By late 2000, original member Eddie Stone rejoined the band and appeared on all subsequent albums and tours including A Better Road, Good Time Music, Rebel Souls, and Twenty-Five Absolutely Live. For another decade the band continued to record and tour, maintaining a consistent presence in Europe. Doc Holliday's final release was a collection of remixed, lost, and bonus tracks titled From The Vault. In 2011, the band embarked on their 30th Anniversary-Farewell Tour of Germany, Sweden, France, Belgium, and the UK. A few years later, Eddie Stone (and occasionally Daniel Ford) recruited various musicians to perform under the name Doc Holliday at various one-off shows. These performances re-imagined the band to a segment of its hard-core fans, but has not led to a consistent presentation or any new material. Eddie Stone is currently the only Doc Holliday band member who still performs rock shows, occasionally as a member of Capricorn Records' group Stillwater.
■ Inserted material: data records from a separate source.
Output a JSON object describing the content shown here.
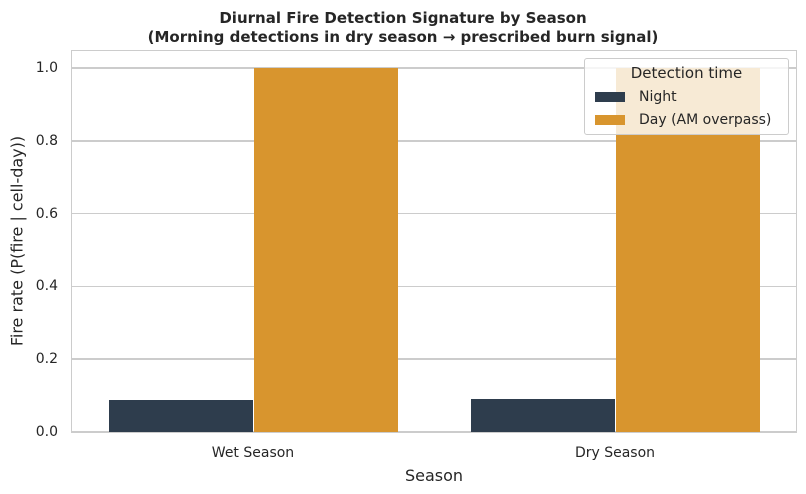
{
  "chart_data": {
    "type": "bar",
    "title": "Diurnal Fire Detection Signature by Season",
    "subtitle": "(Morning detections in dry season → prescribed burn signal)",
    "xlabel": "Season",
    "ylabel": "Fire rate (P(fire | cell-day))",
    "categories": [
      "Wet Season",
      "Dry Season"
    ],
    "series": [
      {
        "name": "Night",
        "color": "#2e3d4d",
        "values": [
          0.087,
          0.092
        ]
      },
      {
        "name": "Day (AM overpass)",
        "color": "#d8952e",
        "values": [
          1.0,
          1.0
        ]
      }
    ],
    "ylim": [
      0,
      1.05
    ],
    "yticks": [
      "0.0",
      "0.2",
      "0.4",
      "0.6",
      "0.8",
      "1.0"
    ],
    "grid": true,
    "legend": {
      "title": "Detection time",
      "position": "upper right"
    }
  }
}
Stone today is primarily the keyboard and vocalist for Wet Willie featuring Jimmy Hall.

==Original lineup 1981-1983==
- Bruce Brookshire - Lead guitar, lead vocals
- Eddie Stone - Keyboards, vocals
- John Samuelson - Bass guitar, vocals
- Ric Skelton - Lead guitar, vocals
- Herman Nixon - Drums

==Longest lineup==
- Bruce Brookshire - Lead vocals, lead & rhythm guitar
- John Turner Samuelson - Lead and rhythm guitar, vocals
- Eddie Stone - guitar, keyboards, vocals
- Daniel "Bud" Ford - Bass guitar,
- Danny "Cadillac" Lastinger- Drums

==Discography==
===Studio albums===
- Doc Holliday (1981)
- Doc Holliday Rides Again (1982)
- Modern Medicine (1983)
- Danger Zone (1986)
- Son of the Morning Star (1993)
- Legacy (1996)
- A Better Road (2001)
- Good Time Music (2003)
- Rebel Souls (2006)
- From The Vault (2011)

===Live albums===
- Song for the Outlaw – Live (1989)
- 25 – Absolutely Live (2008)

===Compilations===
- Gunfighter: The Best of the '90s (2003) compilation of Son of the Morning Star and Legacy plus two previously unreleased tracks.

==Doc Holliday Music==
In 2020, a substantial amount of the band's catalog was leased by Grand Union Records and made available for purchase and streaming on all popular outlets.